The restricted American Depositary Shares and Series A Preference Shares have not been registered under the Securities Act of 1933, as amended (the “Securities Act”), or state securities laws and may not be offered or sold in the United States absent registration with the Securities and Exchange Commission (“SEC”) or an applicable exemption from registration requirements. The Company filed a registration statement with the SEC covering the resale of the restricted American Depositary Shares and the ADSs representing ordinary shares created by the consolidation and redesignation of the Series A Preference Shares (the “Registrable Securities”) on April 9, 2015. In addition, the Company agreed to use its commercially reasonable best efforts to effect and to keep the registration, and any qualification, exemption or compliance under state securities laws which the Company determines to obtain, continuously effective, and to keep the Registration Statement free of any material misstatements or omissions, until the earlier of (a) March 11, 2017 or (b) the date on which all Registrable Securities held by Purchasers may be sold or transferred in compliance with Rule 144 under the Securities Act, without any volume or manner of sale restrictions.

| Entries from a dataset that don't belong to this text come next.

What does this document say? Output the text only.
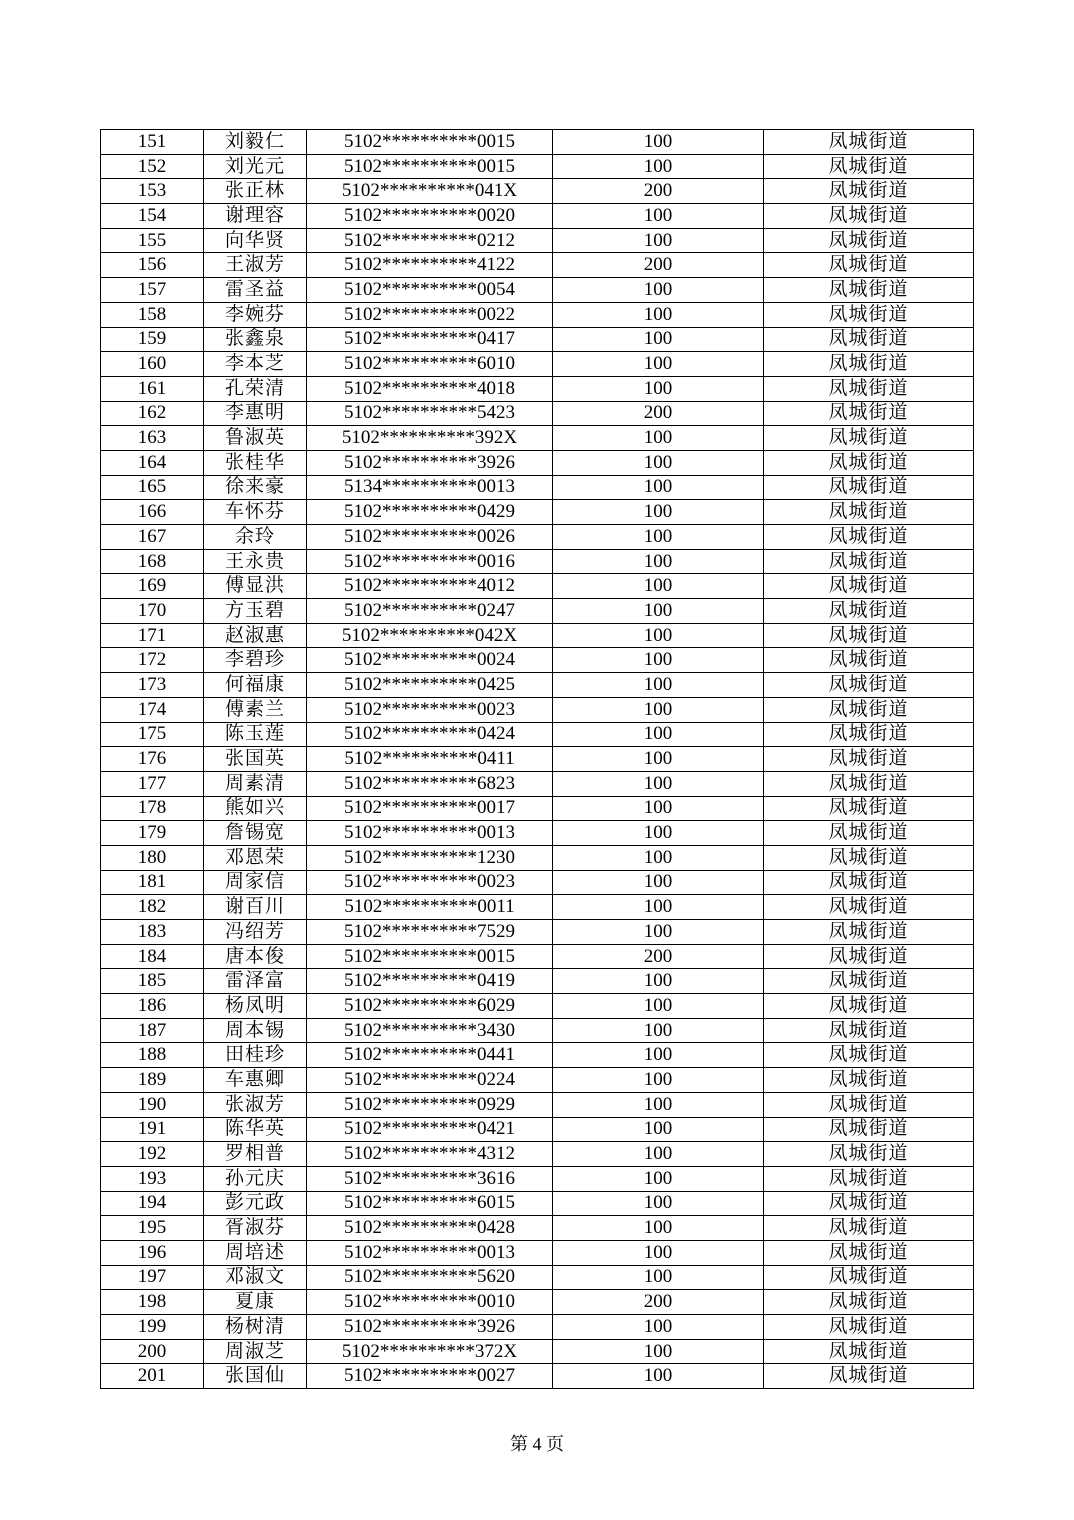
151	刘毅仁	5102**********0015	100	凤城街道
152	刘光元	5102**********0015	100	凤城街道
153	张正林	5102**********041X	200	凤城街道
154	谢理容	5102**********0020	100	凤城街道
155	向华贤	5102**********0212	100	凤城街道
156	王淑芳	5102**********4122	200	凤城街道
157	雷圣益	5102**********0054	100	凤城街道
158	李婉芬	5102**********0022	100	凤城街道
159	张鑫泉	5102**********0417	100	凤城街道
160	李本芝	5102**********6010	100	凤城街道
161	孔荣清	5102**********4018	100	凤城街道
162	李惠明	5102**********5423	200	凤城街道
163	鲁淑英	5102**********392X	100	凤城街道
164	张桂华	5102**********3926	100	凤城街道
165	徐来豪	5134**********0013	100	凤城街道
166	车怀芬	5102**********0429	100	凤城街道
167	余玲	5102**********0026	100	凤城街道
168	王永贵	5102**********0016	100	凤城街道
169	傅显洪	5102**********4012	100	凤城街道
170	方玉碧	5102**********0247	100	凤城街道
171	赵淑惠	5102**********042X	100	凤城街道
172	李碧珍	5102**********0024	100	凤城街道
173	何福康	5102**********0425	100	凤城街道
174	傅素兰	5102**********0023	100	凤城街道
175	陈玉莲	5102**********0424	100	凤城街道
176	张国英	5102**********0411	100	凤城街道
177	周素清	5102**********6823	100	凤城街道
178	熊如兴	5102**********0017	100	凤城街道
179	詹锡宽	5102**********0013	100	凤城街道
180	邓恩荣	5102**********1230	100	凤城街道
181	周家信	5102**********0023	100	凤城街道
182	谢百川	5102**********0011	100	凤城街道
183	冯绍芳	5102**********7529	100	凤城街道
184	唐本俊	5102**********0015	200	凤城街道
185	雷泽富	5102**********0419	100	凤城街道
186	杨凤明	5102**********6029	100	凤城街道
187	周本锡	5102**********3430	100	凤城街道
188	田桂珍	5102**********0441	100	凤城街道
189	车惠卿	5102**********0224	100	凤城街道
190	张淑芳	5102**********0929	100	凤城街道
191	陈华英	5102**********0421	100	凤城街道
192	罗相普	5102**********4312	100	凤城街道
193	孙元庆	5102**********3616	100	凤城街道
194	彭元政	5102**********6015	100	凤城街道
195	胥淑芬	5102**********0428	100	凤城街道
196	周培述	5102**********0013	100	凤城街道
197	邓淑文	5102**********5620	100	凤城街道
198	夏康	5102**********0010	200	凤城街道
199	杨树清	5102**********3926	100	凤城街道
200	周淑芝	5102**********372X	100	凤城街道
201	张国仙	5102**********0027	100	凤城街道
第 4 页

The Series A Preference Shares contain a contingent beneficial conversion feature (“BCF”) because they contain a conversion feature at a fixed rate that was in-the-money when issued. The BCF will be recorded in the second quarter of 2015 as a result of the related Form S-3 Registration Statement being declared effective, which represents the resolution of the contingency to convert the Series A Preference Shares. The BCF will be recognized in stockholders’ deficit and was measured by allocating a portion of the proceeds equal to the intrinsic value of that feature to additional paid-in capital. The effective purchase price of the ordinary shares into which the preferred shares are convertible was $1.50, which was used to compute the intrinsic value. The intrinsic value was calculated as the difference between the effective purchase price of the ordinary shares and the market value ($2.39 per share) on the date the preferred shares were issued, multiplied by the number of shares into which the preferred shares are convertible. The BCF resulting from the issuance of the Series A Preference Shares was determined to be $31.3 million. The BCF will be recorded as a non-cash dividend to preferred shareholders through retained earnings. Therefore, net loss applicable to common shareholders will be reduced by the value of the BCF for earnings per common share purposes in accordance with GAAP.

On March 30, 2015, in connection with the closing of the private placement, and pursuant to a pre-existing contractual right to participate in certain private placement transactions effected by the Company, the Company entered into a separate subscription agreement with an existing investor, Sofinnova Venture Partners VII L.P. (Sofinnova), for the purchase of an additional $5.8 million of restricted American Depositary Shares, each representing one (1) share of the Company’s Series A Preference Shares, at the same price per share and otherwise on substantially the same terms as the initial private placement. In accordance with applicable marketplace rules of the NASDAQ Stock Market, the consummation of the second private placement is conditioned upon approval by the Company’s shareholders at a future meeting of the Company’s shareholders. Dr. James Healy, a member of the Company’s Board, is a managing member of Sofinnova Management VII, L.L.C., the general partner of Sofinnova.

The existence of this preferred stock purchase option was determined to be a derivative liability effective March 5, 2015, the date in which the private placement was initially subscribed. The fair value of this liability was calculated using a Black-Scholes model and was determined to be $0.9 million at inception and was charged to retained earnings as a deemed non-cash dividend to Sofinnova. The liability was then marked to fair value as of March 30, 2015, the date on which the Company executed a subscription agreement with Sofinnova, resulting in a charge of $0.9 million through gain (loss) on change in fair value of derivatives. The liability of $1.8 million was reclassified to permanent equity (additional paid-in capital) on such date.